A viagem começara mal: tomara um banho de lama quando um táxi afundara o pneu em um buraco na frente de sua casa, o vôo atrasara quatro horas e meia e, dentro do avião, um comissário criou problemas com as autorizações dos netos.
Como se não bastasse, o avião entrara em Porto Alegre para solucionar um problema mecânico e o trajeto, deveria se encerrar às quatro e quinze da tarde argentina, terminou por volta das treze horas do dia seguinte. O marido gemia de dores estomacais.

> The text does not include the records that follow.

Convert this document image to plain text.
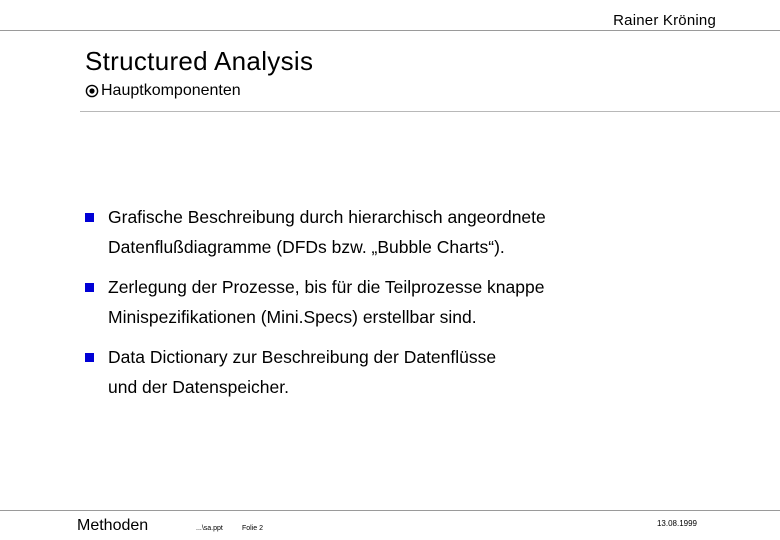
Rainer Kröning
Structured Analysis
Hauptkomponenten
Grafische Beschreibung durch hierarchisch angeordnete
Datenflußdiagramme (DFDs bzw. „Bubble Charts“).
Zerlegung der Prozesse, bis für die Teilprozesse knappe
Minispezifikationen (Mini.Specs) erstellbar sind.
Data Dictionary zur Beschreibung der Datenflüsse
und der Datenspeicher.
Methoden	...\sa.ppt	Folie 2
13.08.1999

- Bem que falei para não virmos, dizia para si mesma, enquanto procurava remédio mais forte na mala desarrumada sobre a cama e tentava o número dos netos, deixados dois andares abaixo.
Quando os dedos deslizavam no teclado do telefone, três socos fortes e seguidos ecoaram da porta. O gerente reclamava da bagunça dos netos cujo apartamento estava desfigurado: a janela interna e o espelho do banheiro quebrados, os colchões jogados ao chão, duas cadeiras de pernas destruídas, suporte, fios, aparelho de DVD e de TV destroçados.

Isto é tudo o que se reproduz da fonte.